French Trappist monk

Christophe Lebreton OCSO (October 11, 1950 – May 21, 1996) was a French Trappist monk. He was one of seven Trappist monks from the Our Lady of the Atlas Abbey of Tibhirine near Médéa, Algeria who were kidnapped and killed during the Algerian Civil War. He was recognized as a martyr by Pope Francis in January 2018, and proclaimed Blessed on December 8, 2018 in Oran, Algeria, along with the other martyrs of Algeria. His writings, published after his death, reveal his poetry and spiritual depth. The murder of the monks of Tibhirine gained widespread attention in the prize-winning film Of Gods and Men.

==Early life==
Christophe Lebreton was born in Blois, France in 1950, and grew up in a family of twelve children and performed his national service in Algeria in 1970 by teaching students and working with handicapped children. Father Carmona, a priest friend, brought him to Tibhirine on several occasions. The extreme poverty of the neighboring people made an indelible impression. Lebreton said that he was sure that he would return.

==Life as a monk==
In 1974, he abandoned his legal studies in Tours to enter the Trappist Tamié Abbey, Savoy, and made his religious profession in 1980. After a period of monastic formation, desiring a simpler life and responding to a call for reinforcement, he changed his stability to the Algerian monastery of Our Lady of the Atlas. He was ordained priest by Bishop Henri Teissier in 1993. In the monastery his work responsibilities included liturgy, farming, vineyards, and gardening. He was also subprior of the monastery as well as novice master.

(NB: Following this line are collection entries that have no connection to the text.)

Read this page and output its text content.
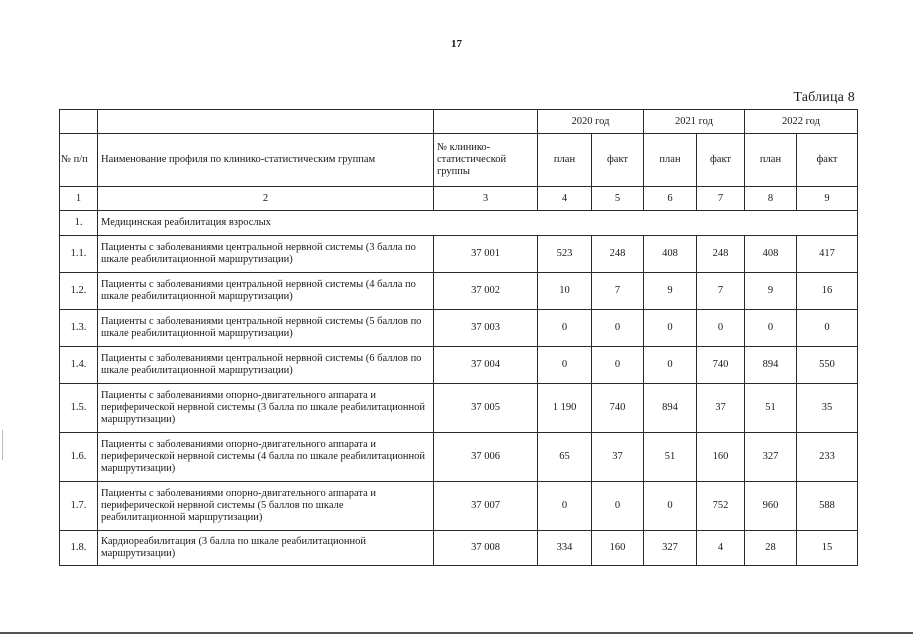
17
Таблица 8
			2020 год		2021 год		2022 год	
№ п/п	Наименование профиля по клинико-статистическим группам	№ клинико-статистической группы	план	факт	план	факт	план	факт
1	2	3	4	5	6	7	8	9
1.	Медицинская реабилитация взрослых							
1.1.	Пациенты с заболеваниями центральной нервной системы (3 балла по шкале реабилитационной маршрутизации)	37 001	523	248	408	248	408	417
1.2.	Пациенты с заболеваниями центральной нервной системы (4 балла по шкале реабилитационной маршрутизации)	37 002	10	7	9	7	9	16
1.3.	Пациенты с заболеваниями центральной нервной системы (5 баллов по шкале реабилитационной маршрутизации)	37 003	0	0	0	0	0	0
1.4.	Пациенты с заболеваниями центральной нервной системы (6 баллов по шкале реабилитационной маршрутизации)	37 004	0	0	0	740	894	550
1.5.	Пациенты с заболеваниями опорно-двигательного аппарата и периферической нервной системы (3 балла по шкале реабилитационной маршрутизации)	37 005	1 190	740	894	37	51	35
1.6.	Пациенты с заболеваниями опорно-двигательного аппарата и периферической нервной системы (4 балла по шкале реабилитационной маршрутизации)	37 006	65	37	51	160	327	233
1.7.	Пациенты с заболеваниями опорно-двигательного аппарата и периферической нервной системы (5 баллов по шкале реабилитационной маршрутизации)	37 007	0	0	0	752	960	588
1.8.	Кардиореабилитация (3 балла по шкале реабилитационной маршрутизации)	37 008	334	160	327	4	28	15
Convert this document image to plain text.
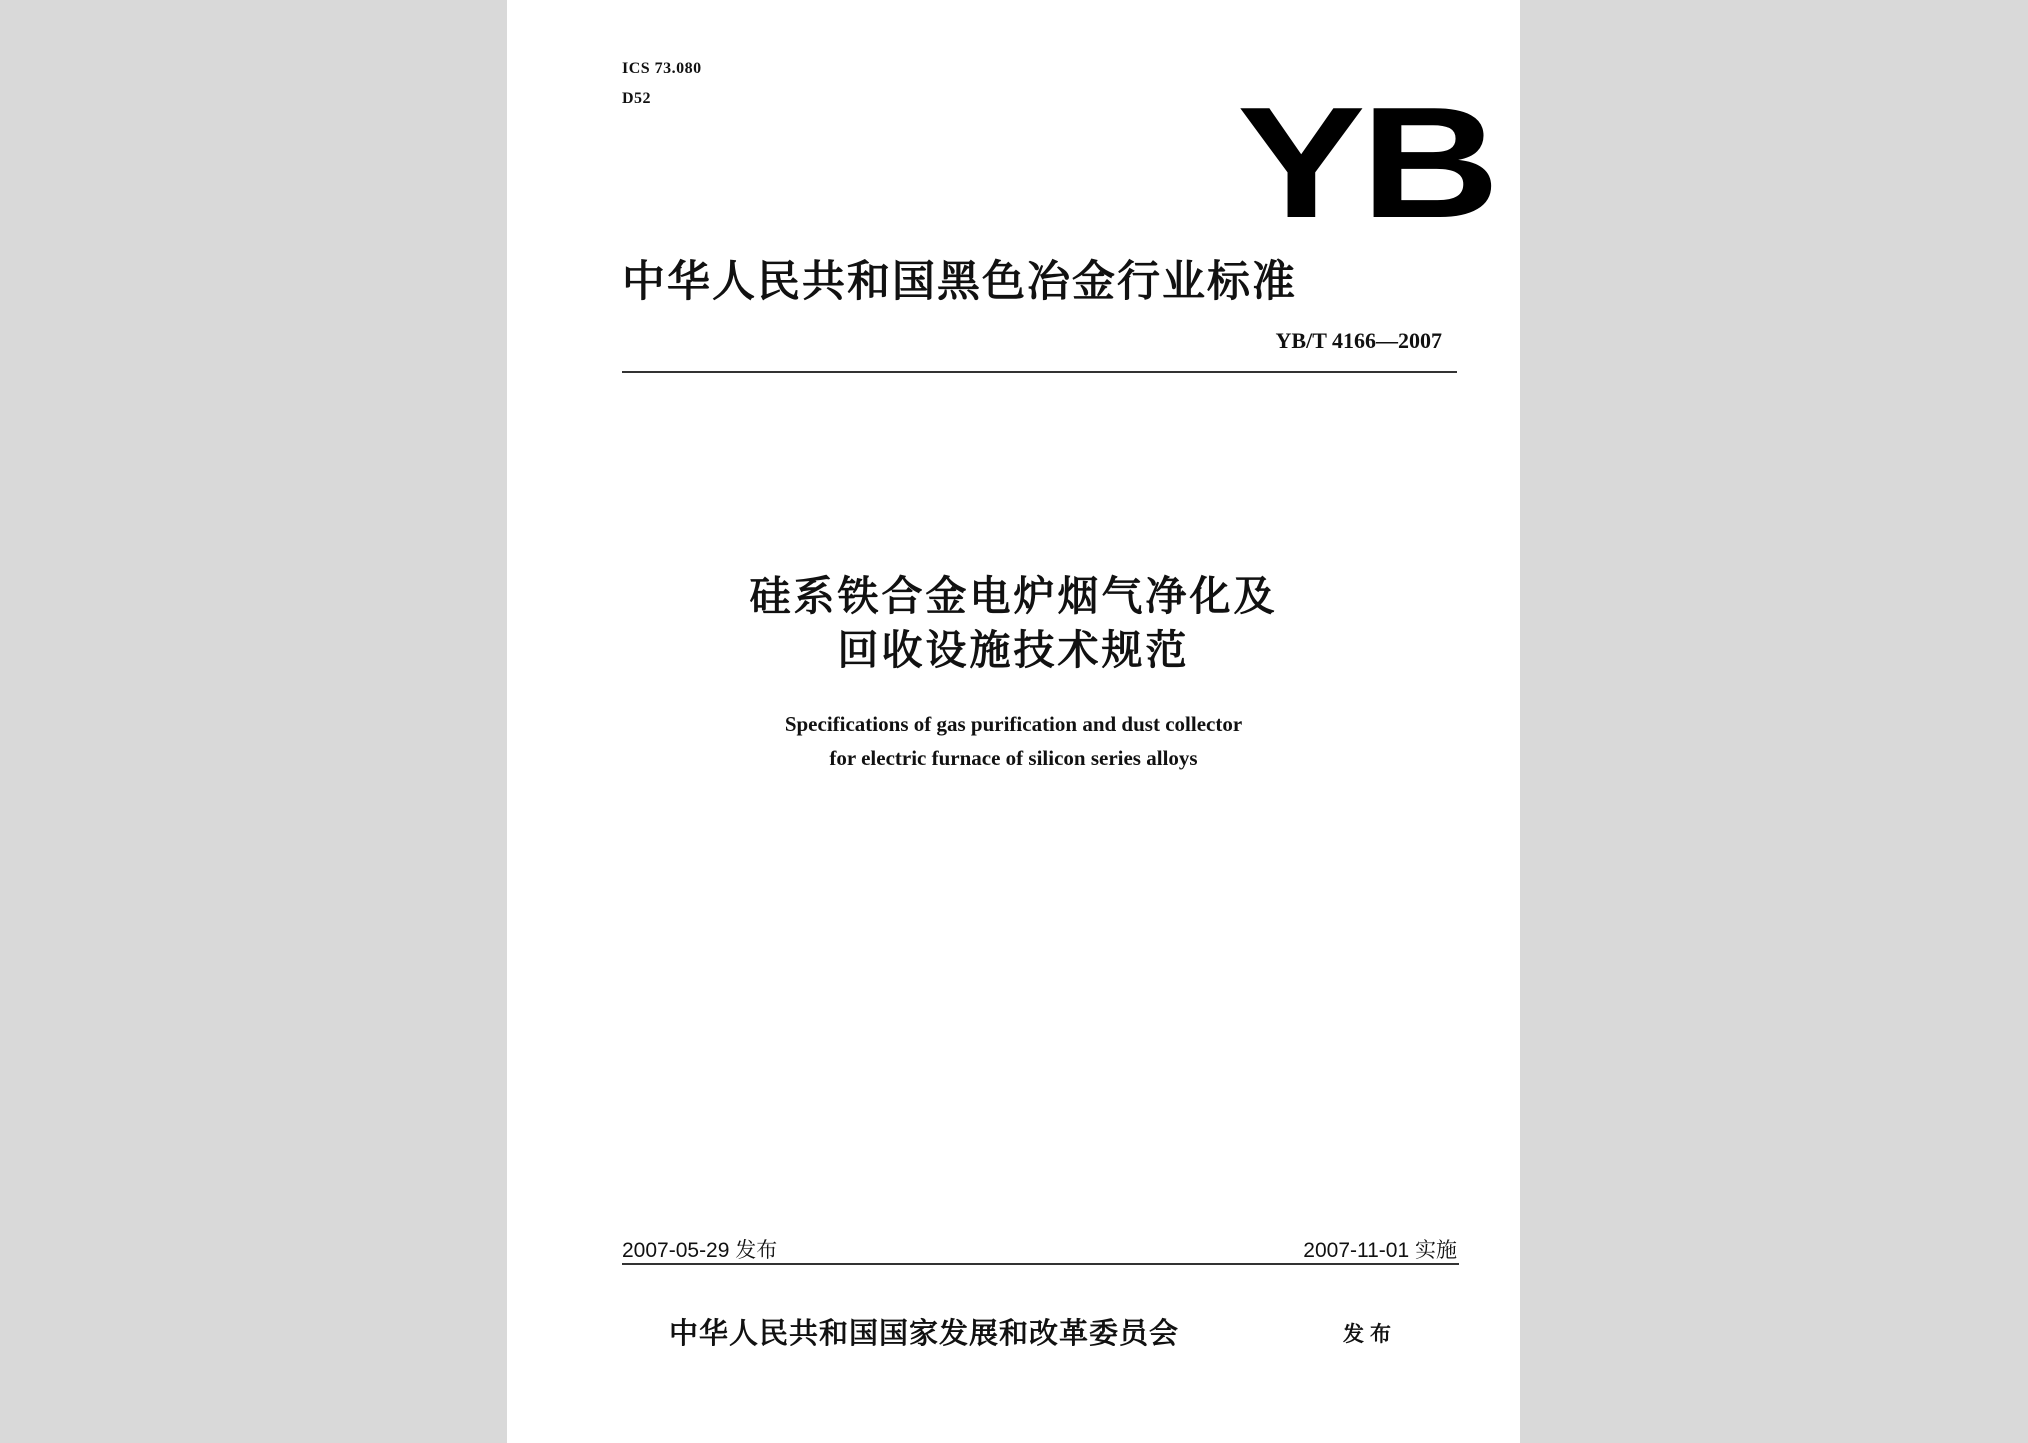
ICS 73.080
D52	YB
中华人民共和国黑色冶金行业标准
YB/T 4166—2007
硅系铁合金电炉烟气净化及
回收设施技术规范
Specifications of gas purification and dust collector
for electric furnace of silicon series alloys
2007-05-29 发布	2007-11-01 实施
中华人民共和国国家发展和改革委员会	发布
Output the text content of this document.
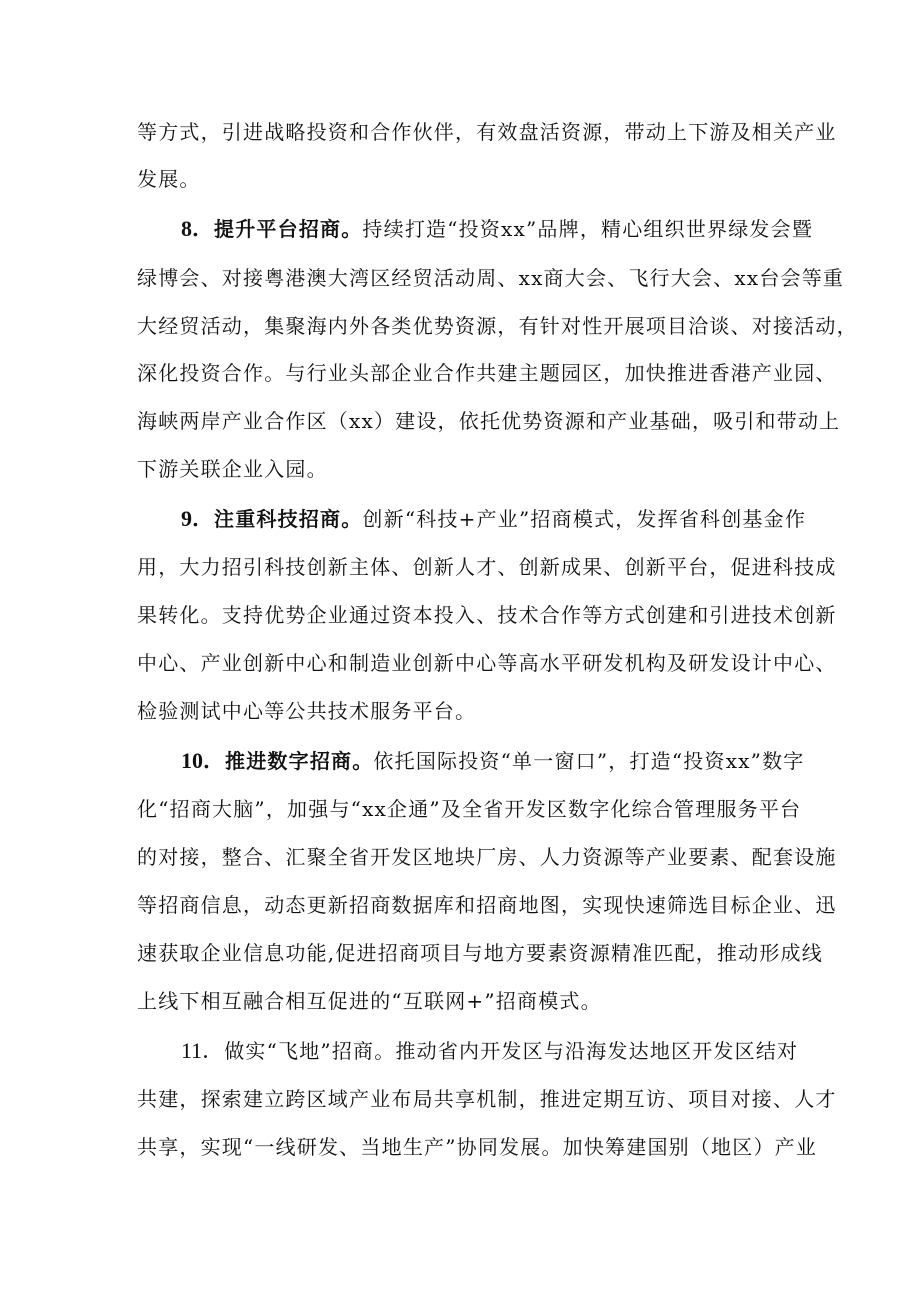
等方式，引进战略投资和合作伙伴，有效盘活资源，带动上下游及相关产业
发展。
8．提升平台招商。持续打造“投资xx”品牌，精心组织世界绿发会暨
绿博会、对接粤港澳大湾区经贸活动周、xx商大会、飞行大会、xx台会等重
大经贸活动，集聚海内外各类优势资源，有针对性开展项目洽谈、对接活动，
深化投资合作。与行业头部企业合作共建主题园区，加快推进香港产业园、
海峡两岸产业合作区（xx）建设，依托优势资源和产业基础，吸引和带动上
下游关联企业入园。
9．注重科技招商。创新“科技+产业”招商模式，发挥省科创基金作
用，大力招引科技创新主体、创新人才、创新成果、创新平台，促进科技成
果转化。支持优势企业通过资本投入、技术合作等方式创建和引进技术创新
中心、产业创新中心和制造业创新中心等高水平研发机构及研发设计中心、
检验测试中心等公共技术服务平台。
10．推进数字招商。依托国际投资“单一窗口”，打造“投资xx”数字
化“招商大脑”，加强与“xx企通”及全省开发区数字化综合管理服务平台
的对接，整合、汇聚全省开发区地块厂房、人力资源等产业要素、配套设施
等招商信息，动态更新招商数据库和招商地图，实现快速筛选目标企业、迅
速获取企业信息功能,促进招商项目与地方要素资源精准匹配，推动形成线
上线下相互融合相互促进的“互联网+”招商模式。
11．做实“飞地”招商。推动省内开发区与沿海发达地区开发区结对
共建，探索建立跨区域产业布局共享机制，推进定期互访、项目对接、人才
共享，实现“一线研发、当地生产”协同发展。加快筹建国别（地区）产业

Lebreton kept a diary, especially from 1993 until his death. His writings show the density of his poetry, his open and reflective exchanges with his Algerian neighbors, and his spiritual depth. His journal was translated by Mette Louise Nygård and Edith Scholl and published under the title Born from the Gaze of God.

==Death==
Father Christophe Lebreton was abducted in the night of March 27, 1996 along with six of his fellow monks when twenty armed members of the Armed Islamic Group (GIA) arrived at the monastery of Tibhirine and kidnapped the monks. Two other monks, Father Jean-Pierre and Father Amédée, were in separate rooms and escaped. After the kidnappers left, the remaining monks tried to contact the police, but the phone lines were cut due to a curfew. They had to wait until morning to drive to the police station in Médéa to report the attack and kidnapping.

After the kidnapping, the GIA announced that they would release the monks in exchange for Abdelhak Layada, a former GIA leader who had been arrested three years earlier. The demands were not met and on May 23, 1996, the GIA announced that they had executed the monks.

==Beatification==

Pope Francis beatified the seven monks, including Lebreton, along with 12 others as martyrs of Algeria on December 8, 2018. The celebration occurred in Oran, Algeria.